Kupang — Turnamen sepak bola mini Camar Cup I mendapat sokongan penuh dari Pemerintah Kota Kupang. Wali Kota Christian Widodo menegaskan komitmennya dalam mendukung penyelenggaraan ajang olahraga tersebut, yang dinilai memiliki dampak ganda: membina karakter generasi muda sekaligus menggerakkan roda ekonomi masyarakat melalui keterlibatan pelaku UMKM.

Pernyataan tersebut disampaikan Widodo saat menerima audiensi Panitia Camar Cup I bersama pengurus Karang Taruna Kota Kupang di ruang kerjanya, Kamis (25/6). Turut hadir dalam pertemuan itu Anggota DPRD Kota Kupang Absalom Sine, Ketua Karang Taruna Kota Kupang Felix Roy Hendriques, Ketua Karang Taruna Kelurahan Lasiana Wenty Ndun, serta Ketua Panitia Camar Cup I Alex Ndun beserta jajaran pengurus.

Dalam kesempatan tersebut, Widodo menekankan bahwa kegiatan olahraga yang digagas oleh kalangan muda merupakan investasi sosial bernilai tinggi. Menurutnya, ajang semacam ini tidak semata-mata soal kompetisi dan piala, melainkan juga menjadi wahana untuk menumbuhkan disiplin, sportivitas, jiwa kepemimpinan, serta semangat kebersamaan di tengah masyarakat.

"Teman-teman Karang Taruna adalah bagian dari Pemerintah Kota Kupang. Karena itu sudah sepantasnya kita terus bersinergi. Jika ada kegiatan yang berdampak positif bagi masyarakat dan anak-anak muda, Pemerintah Kota siap hadir dan mendukung," tegas Widodo.

Orang nomor satu di Kota Kupang itu juga mengapresiasi inisiatif pemuda yang mau mengambil peran aktif dalam kegiatan pembangunan masyarakat. Ia meyakini bahwa energi generasi muda harus diarahkan pada aktivitas yang produktif dan membawa manfaat nyata, termasuk melalui gelaran olahraga yang mampu menjadi katalisator pertumbuhan ekonomi lokal lewat UMKM.

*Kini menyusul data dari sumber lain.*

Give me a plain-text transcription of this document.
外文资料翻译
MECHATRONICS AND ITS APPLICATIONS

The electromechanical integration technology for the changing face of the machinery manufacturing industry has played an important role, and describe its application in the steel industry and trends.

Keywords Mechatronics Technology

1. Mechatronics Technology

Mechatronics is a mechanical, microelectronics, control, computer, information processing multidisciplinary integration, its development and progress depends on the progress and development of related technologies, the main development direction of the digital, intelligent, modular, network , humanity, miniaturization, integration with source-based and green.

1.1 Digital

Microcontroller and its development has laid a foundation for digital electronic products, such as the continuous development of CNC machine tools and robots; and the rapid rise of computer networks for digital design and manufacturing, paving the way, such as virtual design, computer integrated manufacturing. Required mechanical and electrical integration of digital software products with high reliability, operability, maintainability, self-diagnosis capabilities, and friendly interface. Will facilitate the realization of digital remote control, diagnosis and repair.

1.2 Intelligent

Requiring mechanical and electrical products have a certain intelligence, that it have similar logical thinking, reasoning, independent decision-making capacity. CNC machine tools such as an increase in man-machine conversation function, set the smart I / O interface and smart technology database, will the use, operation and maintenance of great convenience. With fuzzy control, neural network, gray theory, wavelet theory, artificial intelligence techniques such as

"Saya senang melihat anak-anak muda mengambil peran dalam kegiatan yang membangun seperti ini. Selain menggerakkan UMKM, olahraga juga menjadi sarana pembentukan karakter. Energi anak muda harus diarahkan pada hal-hal yang produktif dan positif," ujarnya.

Dukungan Wali Kota tidak berhenti pada pernyataan moril semata. Widodo secara konkret menyatakan kesediaannya memberikan bantuan pribadi serta memfasilitasi kebutuhan penyelenggaraan turnamen melalui sumber daya Pemerintah Kota Kupang. Langkah ini menunjukkan keseriusan pemerintah daerah dalam mendorong ruang-ruang kreativitas dan produktivitas generasi muda.

"Saya ingin kegiatan ini berjalan sukses. Selain dukungan pribadi, Pemerintah Kota juga akan membantu fasilitas yang diperlukan. Ini adalah bentuk dukungan kami terhadap kegiatan kepemudaan yang membawa manfaat bagi masyarakat," katanya.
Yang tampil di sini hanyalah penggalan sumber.